Cada vez mais cirurgiões plásticos estão utilizando simuladores 3D em seus consultórios. Os aparelhos servem para simular prováveis resultados dos seios, rinoplastia, redefinição dos contornos corporais, cirurgias de aumento de volume ou diminuição de diferentes regiões da face, como queixo, bochechas e lipo de papada.

No caso das mamas, a ferramenta pode comparar diversos cenários de implantes, com diferentes opções de tamanhos e formatos.

“O simulador nos permite analisar em conjunto várias hipóteses de procedimentos cirúrgicos, escolhendo a que melhor se adapta às necessidades e expectativas da pessoa que será operada”, explica o cirurgião plástico Fernando Nakamura, fundador e diretor do Instituto de Cirurgia Plástica Perface, membro titular da Sociedade Brasileira de Cirurgia Plástica (SBCP) e da The Rhinoplasty Society.
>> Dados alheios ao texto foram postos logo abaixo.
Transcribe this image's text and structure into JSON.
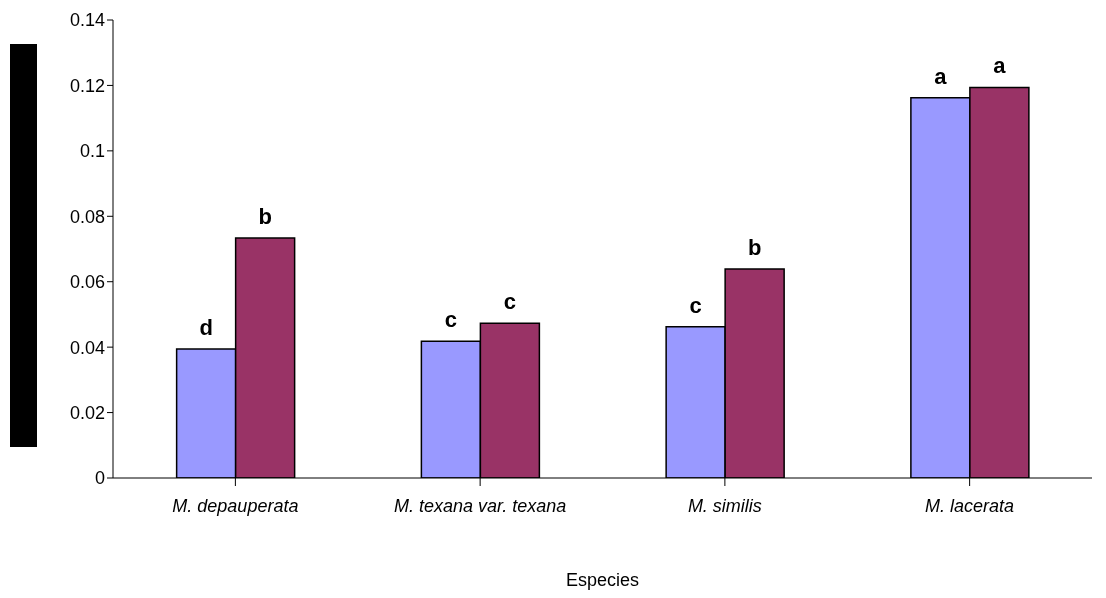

Leia também: Cirurgia plástica em adolescentes: o que devemos considerar

Simulador serve para educar pacientes, não para prometer resultados

Para uma cirurgia plástica bem-sucedida é muito importante que a pessoa esteja ciente de que cada resultado pós-cirúrgico é individual, respeitando o seu conjunto corporal.

Aliás, essa tecnologia serve para que os pacientes entendam quais as limitações de cada procedimento estético, como enfatiza o cirurgião plástico Thiago Cavalcanti, membro titular da Sociedade Brasileira de Cirurgia Plástica (SBCP).

“O simulador não serve para prometer resultados e expectativas irreais, mas sim para educar os pacientes sobre as limitações de cada cirurgia”, diz o especialista.

A utilização do aparelho 3D costuma estar incluído no preço da consulta e/ou procedimento estético.

Alto custo de investimento

Um aparelho 3D mais sofisticado custa em torno de 200 mil reais no mercado. Mas também há a opção de adquirir equipamentos mais simples ou ainda alugar, ao custo médio de 20 mil reais por mês.

Os softwares mais simples não necessitam de treinamento. Somente os mais equipamentos mais caros requerem uma curva de aprendizado do médico responsável, além de um ou dois auxiliares para a sua utilização no dia a dia.

Veja mais: Cirurgia Plástica Estética: como identificar um paciente não elegível?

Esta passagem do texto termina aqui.